Rafi menempelkan alat sensor ke salah satu kontainer, membaca kandungannya lewat scanner termal.

“Tuhan…” bisiknya. “Ini bukan bahan bakar atau logistik.”

“Lalu apa?” tanya Bayu lewat komunikasi internal.

“Reaktor kecil… semacam mini fusion core portabel. Tapi dengan label experimental use.”

Bayu membeku. Sebuah reaktor mini, alat yang bisa jadi sumber energi alternatif — atau senjata, tergantung siapa pemiliknya.

“Tangkap gambar, lalu keluar,” perintah Bayu.

Namun belum sempat mereka menjauh, cahaya sorot mendadak menembus gelap malam. Sirene di kapal Panama meraung keras.

“Security alert!

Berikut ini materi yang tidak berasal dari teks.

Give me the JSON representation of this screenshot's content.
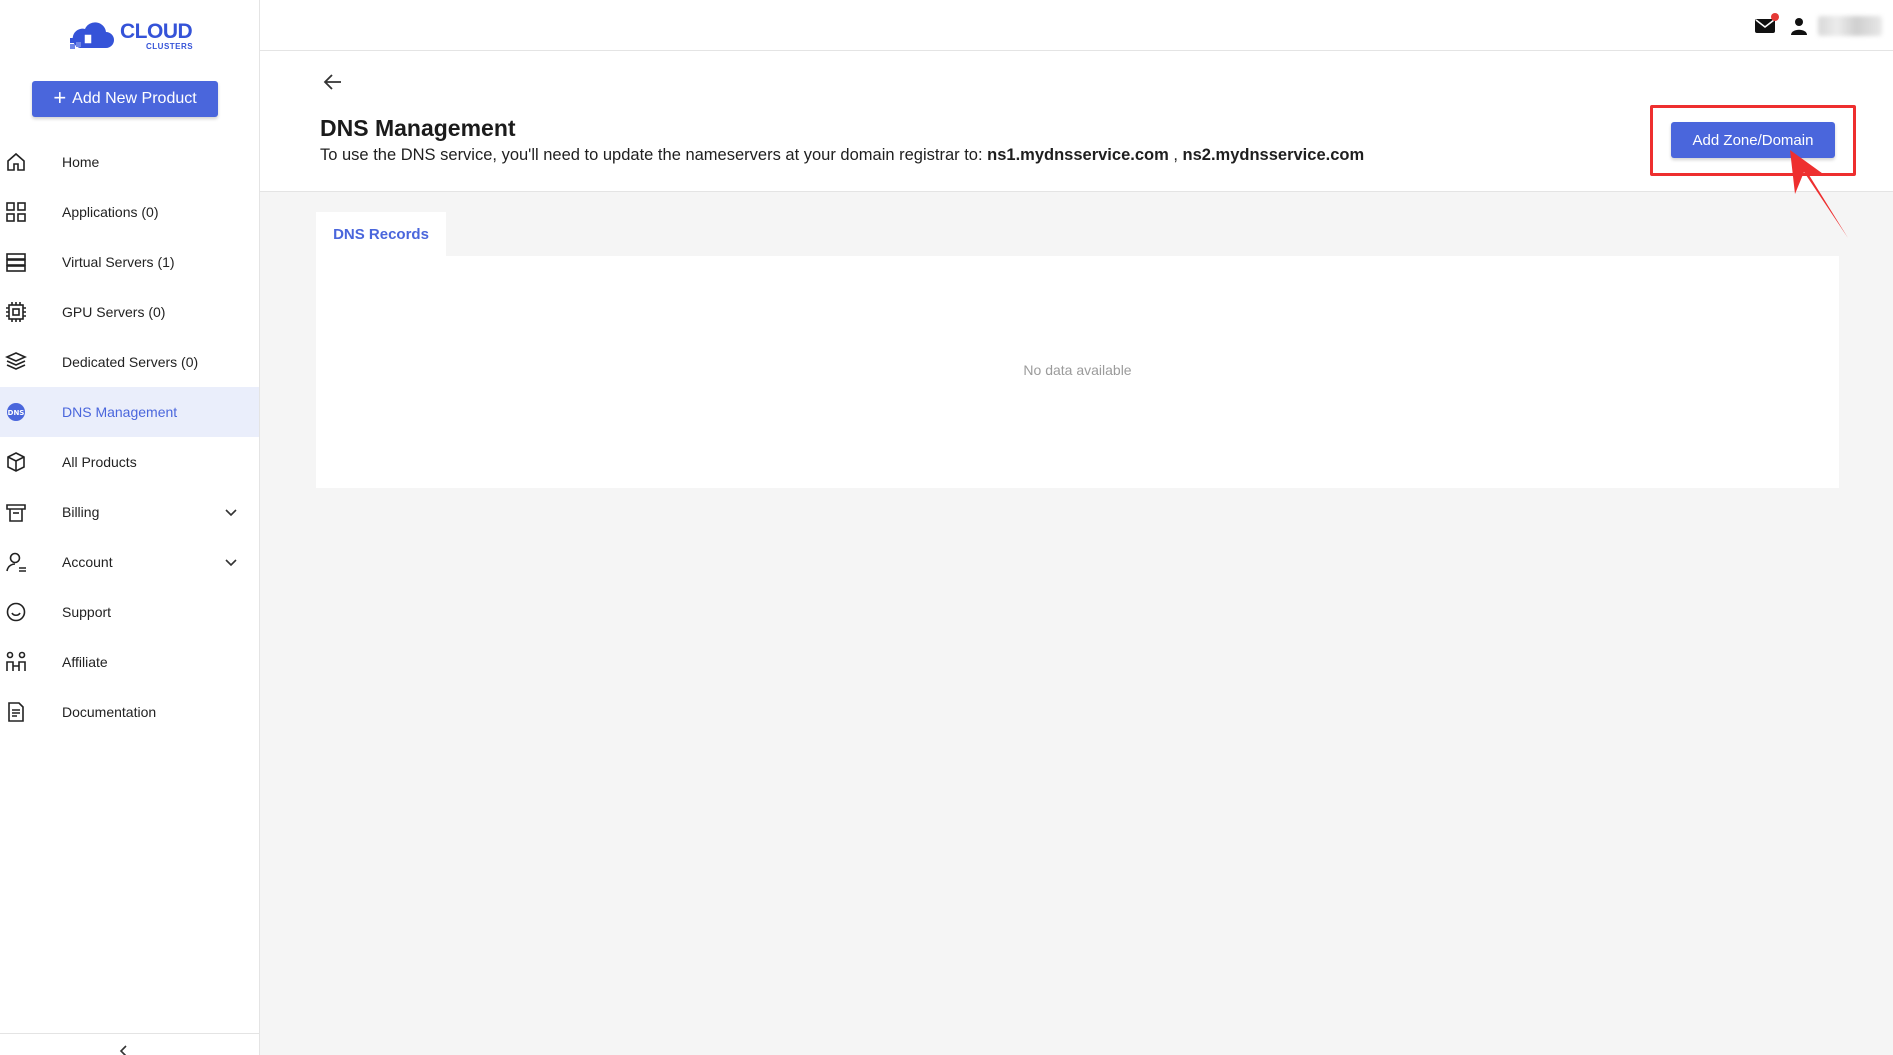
{
  "brand": {
    "logo_main": "CLOUD",
    "logo_sub": "CLUSTERS",
    "accent_color": "#4a66dc"
  },
  "sidebar": {
    "add_product_label": "Add New Product",
    "items": [
      {
        "label": "Home",
        "icon": "home-icon"
      },
      {
        "label": "Applications (0)",
        "icon": "apps-grid-icon"
      },
      {
        "label": "Virtual Servers (1)",
        "icon": "server-stack-icon"
      },
      {
        "label": "GPU Servers (0)",
        "icon": "chip-icon"
      },
      {
        "label": "Dedicated Servers (0)",
        "icon": "layers-icon"
      },
      {
        "label": "DNS Management",
        "icon": "dns-globe-icon",
        "active": true
      },
      {
        "label": "All Products",
        "icon": "box-icon"
      },
      {
        "label": "Billing",
        "icon": "receipt-icon",
        "expandable": true
      },
      {
        "label": "Account",
        "icon": "user-outline-icon",
        "expandable": true
      },
      {
        "label": "Support",
        "icon": "smile-chat-icon"
      },
      {
        "label": "Affiliate",
        "icon": "affiliate-icon"
      },
      {
        "label": "Documentation",
        "icon": "document-icon"
      }
    ]
  },
  "topbar": {
    "mail_icon": "mail-icon",
    "user_icon": "user-icon",
    "username": "········"
  },
  "header": {
    "title": "DNS Management",
    "desc_prefix": "To use the DNS service, you'll need to update the nameservers at your domain registrar to: ",
    "ns1": "ns1.mydnsservice.com",
    "separator": " , ",
    "ns2": "ns2.mydnsservice.com",
    "add_zone_label": "Add Zone/Domain"
  },
  "tabs": [
    {
      "label": "DNS Records",
      "active": true
    }
  ],
  "content": {
    "empty_text": "No data available"
  },
  "annotation": {
    "highlight_color": "#ee2f2f"
  }
}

Underwater contact detected!”

Suara tembakan terdengar. Air laut meledak di sekitar mereka.Bayu menarik pemicu ledakan pengalih perhatian — bom suara kecil meledak di sisi barat kapal, menciptakan gelombang kejut.

“Semua keluar! Ke titik pertemuan Bravo!” teriaknya.

Drone mereka hancur, tapi data sudah dikirim.

Malam itu, tim Cendrawasih Hitam berhasil lolos, meski dua agen terluka.Namun dalam perjalanan pulang ke kapal induk, radar mereka menangkap pergerakan lain: dua kapal tanpa bendera mendekat dari utara, kemungkinan kapal patroli asing.

Bayu menghubungi Jakarta.

“Pak, operasi selesai sebagian. Tapi kami diburu. Ada dua kapal bayangan mendekat dari arah Laut China Selatan. Identitasnya belum jelas.”

Suara Surya terdengar tegas di radio.

“Bertahan, Bayu. Jangan tembak. Kita akan kirim dukungan lewat jalur sipil. Dunia tidak boleh tahu kita terlibat.”

“Baik, Jenderal. Tapi satu hal…”

“Apa itu?”

“Reaktor di dalam kontainer itu… bukan teknologi siapa pun yang pernah kita kenal. Ada cap kode campuran — Amerika, Korea, dan Rusia sekaligus.”

Di ruang kendali, Presiden Pradipa menatap layar dengan tatapan berat.

“Artinya, proyek Pax Pacifica bukan kerja satu negara,” katanya pelan.

“Itu persekutuan lintas negara. Sebuah imperium baru yang tak mengenal batas, yang ingin mengendalikan energi dan data dunia dari satu pusat kendali di Pasifik.”

Surya menatapnya. “Dan Indonesia adalah kunci terakhirnya, Pak.”

Presiden Pradipa berdiri, menatap bendera merah putih di layar.

“Kalau begitu,” katanya tenang,

“Cendrawasih Hitam baru saja membuka kotak Pandora dunia.”